Yes, the moving parts of the story are in place – there’s several bit roles in Cult B-Movies, there’s the Playboy pix shot by Russ Meyers, then there’s accounts of several sundry film festival guest appearances. But, let’s see, do you realize that 1959, when Yvette first appeared in Playboy, was 52 years ago? What was she doing all those years, watering her flowers in that spooky Beverly Hills domicile?
And how could Yvette have been dead in that house for 6 months to one year, and no one ever noticed? Yvette Vickers was completely alone. That’s what I conclude from reading these articles, that struggle to recall the last time she was seen alive. Perhaps the LA coroner can determine the time of death? Perhaps not.
Margaret Netcell, the operations manager at the Roy Rogers & Dale Evans Happy Trail Children’s Foundation in Apple Valley, Calif., last spoke to her last summer. Netcell called back several times, but got no answer. Neighbors hadn’t seen her since last April when Yvette returned from a trip to the East Coast. That would be one year ago. *(Note: Gardeners possibly spotted her last December or January.)
One thing they (I don’t know who they might be?) might do, is check the postal dates on those yellowing, unopened letters. The earliest letter would indicate approximately when Yvette stopped opening her door and grabbing her cornucopia of fan mail, which was never ending, in spite of her absolute isolation.
Many of us old geezers don’t have many around (either friends or family) anymore, except if you would think to include Facebook, but at least there’s still some living family or buddies who check up on us from time to time.

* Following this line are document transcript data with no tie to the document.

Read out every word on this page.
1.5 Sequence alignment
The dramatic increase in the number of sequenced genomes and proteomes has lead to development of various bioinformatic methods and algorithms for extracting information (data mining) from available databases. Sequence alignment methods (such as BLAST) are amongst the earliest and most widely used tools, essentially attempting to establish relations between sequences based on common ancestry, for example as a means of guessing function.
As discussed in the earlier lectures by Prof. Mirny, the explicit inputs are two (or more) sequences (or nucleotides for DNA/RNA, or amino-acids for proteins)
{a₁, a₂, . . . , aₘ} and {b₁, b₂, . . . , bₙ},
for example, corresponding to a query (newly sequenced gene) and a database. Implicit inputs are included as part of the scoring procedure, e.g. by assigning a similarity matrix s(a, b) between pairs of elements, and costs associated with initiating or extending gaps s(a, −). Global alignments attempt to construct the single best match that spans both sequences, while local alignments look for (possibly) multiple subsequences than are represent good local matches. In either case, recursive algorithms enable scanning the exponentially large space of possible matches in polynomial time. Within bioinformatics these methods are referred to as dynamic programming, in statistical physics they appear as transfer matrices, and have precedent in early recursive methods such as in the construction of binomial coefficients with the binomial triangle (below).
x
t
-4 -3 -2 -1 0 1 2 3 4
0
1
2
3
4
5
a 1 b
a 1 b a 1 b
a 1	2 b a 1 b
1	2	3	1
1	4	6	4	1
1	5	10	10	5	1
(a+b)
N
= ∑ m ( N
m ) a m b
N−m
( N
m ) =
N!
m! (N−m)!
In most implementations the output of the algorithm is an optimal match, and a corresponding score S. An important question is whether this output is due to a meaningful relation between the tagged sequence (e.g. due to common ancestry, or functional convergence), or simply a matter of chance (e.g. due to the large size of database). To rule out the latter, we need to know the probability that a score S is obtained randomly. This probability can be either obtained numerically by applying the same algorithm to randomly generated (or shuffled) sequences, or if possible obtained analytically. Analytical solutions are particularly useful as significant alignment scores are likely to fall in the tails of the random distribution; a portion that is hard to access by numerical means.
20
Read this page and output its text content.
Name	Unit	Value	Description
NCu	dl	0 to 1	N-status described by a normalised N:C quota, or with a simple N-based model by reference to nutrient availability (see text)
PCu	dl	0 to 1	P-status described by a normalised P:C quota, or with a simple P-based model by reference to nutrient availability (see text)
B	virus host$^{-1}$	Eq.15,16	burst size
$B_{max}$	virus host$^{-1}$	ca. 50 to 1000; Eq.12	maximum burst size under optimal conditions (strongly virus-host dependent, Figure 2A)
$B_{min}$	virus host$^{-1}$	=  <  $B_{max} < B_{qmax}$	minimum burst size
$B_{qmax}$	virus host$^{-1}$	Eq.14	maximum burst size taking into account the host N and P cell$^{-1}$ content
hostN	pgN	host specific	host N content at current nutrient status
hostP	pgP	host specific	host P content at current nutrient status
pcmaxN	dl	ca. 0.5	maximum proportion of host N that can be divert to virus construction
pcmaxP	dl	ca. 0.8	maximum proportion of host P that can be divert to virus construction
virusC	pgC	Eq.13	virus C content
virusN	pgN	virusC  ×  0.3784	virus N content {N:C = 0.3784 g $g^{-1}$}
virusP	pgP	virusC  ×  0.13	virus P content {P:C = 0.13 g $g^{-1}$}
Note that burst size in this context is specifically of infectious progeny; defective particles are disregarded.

Take me for example, if the teeny retinue of fans of my writing were to notice a lack of inky typewriter adjectives spilling forth from my internet connection, they’d be tipped off that something is wrong! Might even call 911. Don’t know if it would go that far, though?
No cigar for a lost and forgotten film star, another Norma Desmond from a earlier era when Drive-In movies were King and Science Fiction mimicked the paranoia and terror of an Atomic Age, begot of a Cold War with the Soviet Union, where Mankind, as we know him/her, could vaporize in a poof of carnal dust with the push of a plastic red button.
My tale is a crack in the sidewalk. I’m reading between the lines in a half-dozen chronicles that portray poor, lonely Ms. Vickers as paranoid, possibly suffering from dementia, believing people were stalking her. Tom Weaver, a horror film historian, speculated, “Her downfall was paranoia and drinking – she chased away all her best friends.”
Don Prell, a jazz musician living in San Francisco, once was married to Yvette in the 1950s, but lost contact after their divorce. He last spoke to her two years ago when she requested newspaper clippings about their marriage. Don told ABC News just how independent and ambitious Yvette was back in those days.
I bet Yvette Vickers won’t be alone any more. Biographers will go through that old, disheveled spook house tooth and nail. Those ancient fan letters will be scanned and posted on the internet out of curiosity of millions. The movies will be sought out as collectors’ items and an original copy of the July 1959 Playboy, mint condition naturally, will fetch a pretty penny. No one will forget Yvette ever again, amen.